Memo to Meg: Top 5 Priorities for Hewlett-Packard's New CEO
Dear Meg Whitman:
Now that you've been installed as Hewlett-Packard's fifth CEO and president in six years, you're going to have to fill some big footprints left by giants like Bill Hewlett, David Packard and John Young.
Lew Platt, who also rose through the ranks, was also a fine CEO. The more recent folks -- Carly Fiorina, Mark Hurd and Leo Apotheker -- are too fresh for judgment.
You are 55, intelligent and have some fine business background, especially after making eBay grow into a major e-retailer and auction site, which proves you understand business. But do you know computing?
Here are five priorities to set today:
Make sure you understand the HP Way. Make sure the HP founded in 1938 goes back to the principles of respect, integrity and willingness to accept good ideas from anyone. It also says, We put our customers first in everything we do.
The HP you inherit is different from Lew Platt's company. Instruments are gone with Agilent Technologies. The PC business is now the world's No. 1. There's no more semiconductor business, because that's Avago Technologies.
So make sure you understand what current HP is all about. Not bad for the world's largest computer services business.
Tap the smarts of HP Labs. This has been one of HP's closely held secrets for decades, an R&D department focused on new products and mindful of the HP Way's focus on customers first.
HP Labs, under Joel Birnbaum, a former IBM researcher who ran into a brick wall there, helped make HP a computer powerhouse starting around 20 years ago by devising new chip technologies, making HP a workstation giant and ultimately a great computer company. That profoundly changed the company from an instrument and technical products house.
See what's there now, especially new efforts that have been reported, such as magnetic technologies, new computer packaging techniques, software and other middleware services.
So far in fiscal 2011, HP has spent more than $2.4 billion on R&D. Visit the Labs first!
Rely upon Ray Lane. Because you don't have the computer and software chops Ray Lane has as former president of Oracle, use him as your Executive Chairman.
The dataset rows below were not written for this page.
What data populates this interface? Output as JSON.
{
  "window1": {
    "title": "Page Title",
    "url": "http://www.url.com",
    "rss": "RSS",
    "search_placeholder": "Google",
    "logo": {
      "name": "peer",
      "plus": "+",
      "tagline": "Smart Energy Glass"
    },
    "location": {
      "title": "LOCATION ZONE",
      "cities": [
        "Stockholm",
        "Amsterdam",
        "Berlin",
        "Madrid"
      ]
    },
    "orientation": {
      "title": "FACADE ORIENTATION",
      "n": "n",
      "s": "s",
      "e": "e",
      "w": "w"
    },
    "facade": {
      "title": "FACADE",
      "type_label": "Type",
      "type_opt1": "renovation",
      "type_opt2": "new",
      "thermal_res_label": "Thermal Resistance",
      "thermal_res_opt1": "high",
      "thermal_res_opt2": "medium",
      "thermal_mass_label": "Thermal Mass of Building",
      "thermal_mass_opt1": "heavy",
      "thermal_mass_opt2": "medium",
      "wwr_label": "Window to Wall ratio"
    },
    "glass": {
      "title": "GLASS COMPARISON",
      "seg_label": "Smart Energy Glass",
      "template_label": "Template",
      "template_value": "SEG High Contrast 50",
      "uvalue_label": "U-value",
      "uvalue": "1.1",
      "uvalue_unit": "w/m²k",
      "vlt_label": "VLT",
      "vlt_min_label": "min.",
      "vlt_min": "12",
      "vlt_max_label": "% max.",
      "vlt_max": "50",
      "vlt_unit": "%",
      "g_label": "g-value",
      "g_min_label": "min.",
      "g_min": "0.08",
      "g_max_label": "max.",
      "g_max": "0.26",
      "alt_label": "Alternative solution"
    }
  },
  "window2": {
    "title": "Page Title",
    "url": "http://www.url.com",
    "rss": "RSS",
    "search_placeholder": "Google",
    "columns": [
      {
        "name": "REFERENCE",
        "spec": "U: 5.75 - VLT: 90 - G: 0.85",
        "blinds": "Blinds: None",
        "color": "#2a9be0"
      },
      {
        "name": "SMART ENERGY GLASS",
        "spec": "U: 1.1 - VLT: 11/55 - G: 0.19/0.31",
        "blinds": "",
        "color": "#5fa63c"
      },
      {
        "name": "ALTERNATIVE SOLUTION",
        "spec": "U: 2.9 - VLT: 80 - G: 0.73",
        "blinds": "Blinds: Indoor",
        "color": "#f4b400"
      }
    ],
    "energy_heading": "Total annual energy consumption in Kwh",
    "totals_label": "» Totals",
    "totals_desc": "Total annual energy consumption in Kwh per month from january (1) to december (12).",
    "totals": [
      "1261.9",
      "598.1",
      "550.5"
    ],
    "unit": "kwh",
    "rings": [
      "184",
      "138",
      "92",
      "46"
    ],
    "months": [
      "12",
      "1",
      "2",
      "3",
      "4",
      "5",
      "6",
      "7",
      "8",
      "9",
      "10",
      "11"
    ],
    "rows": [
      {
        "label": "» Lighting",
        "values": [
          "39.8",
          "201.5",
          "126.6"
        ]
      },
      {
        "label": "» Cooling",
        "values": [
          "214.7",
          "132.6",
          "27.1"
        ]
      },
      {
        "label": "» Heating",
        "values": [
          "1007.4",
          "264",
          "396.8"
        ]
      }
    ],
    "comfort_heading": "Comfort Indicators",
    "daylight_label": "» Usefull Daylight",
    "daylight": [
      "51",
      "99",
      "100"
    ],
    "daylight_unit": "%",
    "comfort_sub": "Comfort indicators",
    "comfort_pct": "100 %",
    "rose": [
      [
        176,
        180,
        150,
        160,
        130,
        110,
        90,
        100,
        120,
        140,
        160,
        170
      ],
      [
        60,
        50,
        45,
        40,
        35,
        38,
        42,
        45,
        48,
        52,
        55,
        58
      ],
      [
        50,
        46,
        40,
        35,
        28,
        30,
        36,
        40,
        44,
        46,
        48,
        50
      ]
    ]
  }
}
That's a first for HP and recognition that you need help getting up to speed.
Lane was Oracle's president for eight years, a period when founding Chairman Larry Ellison wasn't as interested in daily management as he is now. Lane has a math background and helped leverage Oracle into other software sectors beyond databases. You'd do well to let him be the senior counsel at all times.
Implement a succession plan. One of your company's most embarrassing aspects after Leo Apotheker served only 11 months was that HP didn't seem to have a succession plan. That's a delicate thing to do, but it needs to be done right now.
HP needs some stability, so there ought to be discussion as to who would succeed you if something unexpected happens tomorrow. Texas Instruments had that when CEO Jerry Junkins suffered a fatal heart attack and was immediately succeeded by Tom Engibous.
Maybe HP needs someone else to be president. John Young was president before succeeding Bill Hewlett as CEO in 1978. Try naming another president right away.
Don't trash your predecessor's strategy. Leo Apotheker wasn't given enough time to implement his strategy. The stock declined more than 40 percent.
But as you said, HP still needs to evaluate the spinoff of its PC business, especially if you believe it won't be a moneyspinner, like printers. You also need to determine the future of Web OS because mobile platforms are proliferating.
Maybe you won't bring back the TouchPad but partner with others to license the Web OS, especially because cloud computing is about to mushroom.
Let some of the other directors, especially Ann Livermore, with her years of HP experience, advise on the proper strategy. Don't make up your mind in five minutes.